Start at 60°F and work down over weeks. Most regular plungers settle between 38-50°F. The research-backed sweet spot is around 50°F for 2-3 minutes, 3-4 times per week. Don't start at 39°F because you saw it on Instagram. That's a good way to hate cold plunging before you've given it a real chance.

2-5 minutes is the sweet spot for most people. Research shows diminishing returns after about 5 minutes. Beginners should start with 30-60 seconds and build up. If you're shivering uncontrollably, get out. That's your body telling you something.

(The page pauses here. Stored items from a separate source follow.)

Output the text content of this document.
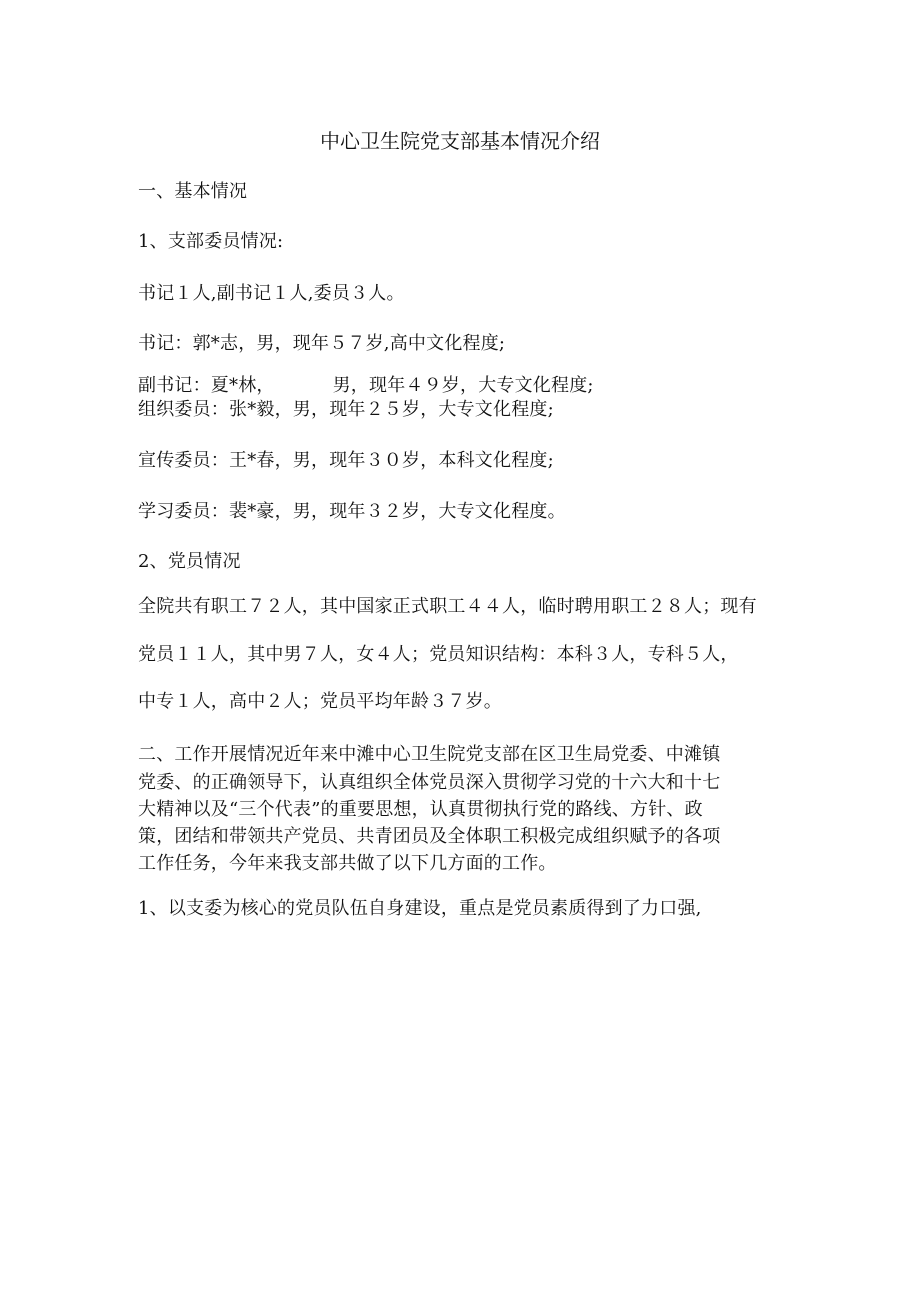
中心卫生院党支部基本情况介绍
一、基本情况
1、支部委员情况:
书记１人,副书记１人,委员３人。
书记：郭*志，男，现年５７岁,高中文化程度;
副书记：夏*林，	男，现年４９岁，大专文化程度;
组织委员：张*毅，男，现年２５岁，大专文化程度;
宣传委员：王*春，男，现年３０岁，本科文化程度;
学习委员：裴*豪，男，现年３２岁，大专文化程度。
2、党员情况
全院共有职工７２人，其中国家正式职工４４人，临时聘用职工２８人；现有
党员１１人，其中男７人，女４人；党员知识结构：本科３人，专科５人，
中专１人，高中２人；党员平均年龄３７岁。
二、工作开展情况近年来中滩中心卫生院党支部在区卫生局党委、中滩镇
党委、的正确领导下，认真组织全体党员深入贯彻学习党的十六大和十七
大精神以及“三个代表”的重要思想，认真贯彻执行党的路线、方针、政
策，团结和带领共产党员、共青团员及全体职工积极完成组织赋予的各项
工作任务，今年来我支部共做了以下几方面的工作。
1、以支委为核心的党员队伍自身建设，重点是党员素质得到了力口强,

For healthy adults, yes. If you have heart conditions, high blood pressure, or Raynaud's disease, talk to your doctor first. Never plunge alone when you're starting out, always enter slowly, and get out if you feel unwell. Cold shock is real. Respect it.

Yes, most are designed for it. Look for UV-resistant materials and good insulation. In hot climates, a chiller is essentially required outdoors because ambient temperatures will warm the water fast.